'The Hunger Games,' Evolution And Choice
This past weekend I watched the Hunger Games, the hit movie based on the trilogy by Suzanne Collins. I confess I dragged my feet a bit, although my two older sons convinced me I'd like it. And I did.
In the genre of dystopian futuristic societies, this is a powerful story of the worst and the best that humanity has to offer, steeped deeply in the lessons of Darwinian evolution. Although the narrative is somewhat juvenile, the movie is exquisitely shot. The cinematography is superb, and the acting, mixing old stalwarts and new faces, is excellent. Stanley Tucci does a phenomenal job as the snaky master of ceremonies. So do Donald Sutherland as President Snow, and Jenifer Lawrence as Katniss Everdeen, the heroine.
Far in the future, power has been centralized. While few live in an opulent, decadent society driven by fantastically sophisticated technology, the vast majority inhabits the outskirts, divided into 12 districts. Barely surviving under miserable conditions, their sole job is to provide to those in the "Capitol," the heart of Panem. All similarities to the Roman empire are not a coincidence.
In fact, the games are a reinvention of the gladiators and the gruesome encounters in the Coliseum between man and man, and man and beast. Every year, each district must provide two representatives, selected from a group of 12 to 18 year-olds. To the delight of the people of the Capitol, the 24 youngsters must battle to death, until the last survivor, who is free to return to his/her district. Although I haven't read the books, I'm told they get even more gruesome than the movie. When I asked one of my sons why this isn't a video game yet, he said, "children cannot be killed in video games. That's a gold standard." Such morals never restrain fiction.

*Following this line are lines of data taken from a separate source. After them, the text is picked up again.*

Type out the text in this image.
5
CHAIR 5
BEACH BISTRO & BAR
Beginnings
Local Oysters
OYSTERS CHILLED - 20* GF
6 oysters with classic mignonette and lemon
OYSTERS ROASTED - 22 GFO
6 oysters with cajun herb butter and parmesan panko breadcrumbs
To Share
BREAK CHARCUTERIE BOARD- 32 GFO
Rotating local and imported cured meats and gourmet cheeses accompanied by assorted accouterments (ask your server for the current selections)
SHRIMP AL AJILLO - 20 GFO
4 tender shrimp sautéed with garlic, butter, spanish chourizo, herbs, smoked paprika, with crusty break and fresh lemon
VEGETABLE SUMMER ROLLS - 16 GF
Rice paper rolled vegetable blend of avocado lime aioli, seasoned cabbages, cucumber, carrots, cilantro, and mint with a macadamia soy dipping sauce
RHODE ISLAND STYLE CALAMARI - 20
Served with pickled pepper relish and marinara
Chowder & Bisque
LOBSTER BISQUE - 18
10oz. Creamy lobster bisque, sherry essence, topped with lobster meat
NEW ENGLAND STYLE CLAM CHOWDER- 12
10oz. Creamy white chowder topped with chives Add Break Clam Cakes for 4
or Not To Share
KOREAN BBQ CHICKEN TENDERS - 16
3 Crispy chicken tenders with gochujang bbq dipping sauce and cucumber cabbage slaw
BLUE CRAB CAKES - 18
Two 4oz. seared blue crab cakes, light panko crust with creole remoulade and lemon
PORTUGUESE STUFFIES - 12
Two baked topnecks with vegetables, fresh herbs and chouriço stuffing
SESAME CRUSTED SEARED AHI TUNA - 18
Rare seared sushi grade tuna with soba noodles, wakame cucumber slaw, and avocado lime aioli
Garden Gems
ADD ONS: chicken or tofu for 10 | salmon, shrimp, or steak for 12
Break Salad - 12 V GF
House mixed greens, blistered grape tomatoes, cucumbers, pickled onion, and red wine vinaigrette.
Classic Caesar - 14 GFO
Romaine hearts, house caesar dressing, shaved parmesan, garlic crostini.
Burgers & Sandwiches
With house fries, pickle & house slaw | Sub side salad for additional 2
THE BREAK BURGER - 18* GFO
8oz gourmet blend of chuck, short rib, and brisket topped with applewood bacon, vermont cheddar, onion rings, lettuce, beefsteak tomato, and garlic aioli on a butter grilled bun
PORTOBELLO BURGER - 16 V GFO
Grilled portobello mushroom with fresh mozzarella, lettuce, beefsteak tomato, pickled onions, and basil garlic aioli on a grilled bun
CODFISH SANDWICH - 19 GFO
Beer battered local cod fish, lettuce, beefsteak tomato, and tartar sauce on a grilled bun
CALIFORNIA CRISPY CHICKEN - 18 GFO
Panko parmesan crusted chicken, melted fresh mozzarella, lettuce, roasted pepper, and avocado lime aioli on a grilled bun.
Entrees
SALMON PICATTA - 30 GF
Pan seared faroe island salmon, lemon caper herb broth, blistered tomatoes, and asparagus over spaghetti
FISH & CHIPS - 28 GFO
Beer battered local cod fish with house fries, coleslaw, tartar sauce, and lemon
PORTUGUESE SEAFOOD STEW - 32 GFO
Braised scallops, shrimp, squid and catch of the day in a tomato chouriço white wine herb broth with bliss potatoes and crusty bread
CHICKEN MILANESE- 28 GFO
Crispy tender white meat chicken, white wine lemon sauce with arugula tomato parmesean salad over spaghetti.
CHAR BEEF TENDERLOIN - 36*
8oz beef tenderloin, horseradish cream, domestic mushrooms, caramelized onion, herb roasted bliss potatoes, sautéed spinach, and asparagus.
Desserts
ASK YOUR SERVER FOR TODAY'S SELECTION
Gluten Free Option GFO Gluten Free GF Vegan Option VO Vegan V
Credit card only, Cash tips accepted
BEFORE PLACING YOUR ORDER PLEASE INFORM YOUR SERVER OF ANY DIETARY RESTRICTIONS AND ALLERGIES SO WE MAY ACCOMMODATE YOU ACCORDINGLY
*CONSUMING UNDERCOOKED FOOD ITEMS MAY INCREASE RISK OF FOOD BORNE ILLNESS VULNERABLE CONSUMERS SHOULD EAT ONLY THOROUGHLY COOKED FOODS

Weapons and supplies are provided, although getting to them can cost your life. The organizers make sure of it. The games become an exercise in the survival of the fittest, where "fittest" does not necessarily mean strongest or fastest. (Although these qualities help, especially when balanced.) As the story progresses, we see alliances forming against a powerful opponent. The twist, of course, is that in the end these alliances are bound to fall apart, since only one must survive. You enter into a group knowing only too well that anyone can stab you in the back. You can only trust yourself. Unless, of course, someone is willing to sacrifice for you.
Sacrifice may make evolutionary sense if it benefits the survival of the group. But what evolutionary purpose does it serve when there is no group and it's each for his/her own? Is sacrificing for someone else the greatest expression of love?
Even love can be a useful strategy, and we may wonder if the few instances of real affection between two of the players were genuine or self-serving. (A cynic would say that all relations are self-serving. I tend to hold my opinion of our species a bit higher than that.) Of course, the real test of these relationships could only be performed after the games, which is an impossibility. The one between Katniss and her male companion from District 12, Peeta, seems to be quite one-sided.
Stories like this explore a sad perspective on humanity: although we are able to develop remarkably sophisticated technologies—to the point of turning virtual reality into reality—morally we remain as primitive as the hunter-gatherers of our ancestral past. I commend Steven Pinker for his take on our collective betterment as a species in The Better Angels of Our Nature.
I hope that all the people that read Pinker's book or watch The Hunger Games will take this lesson home: that our moral betterment starts when we collectively make the choice of turning the protection of life into our banner.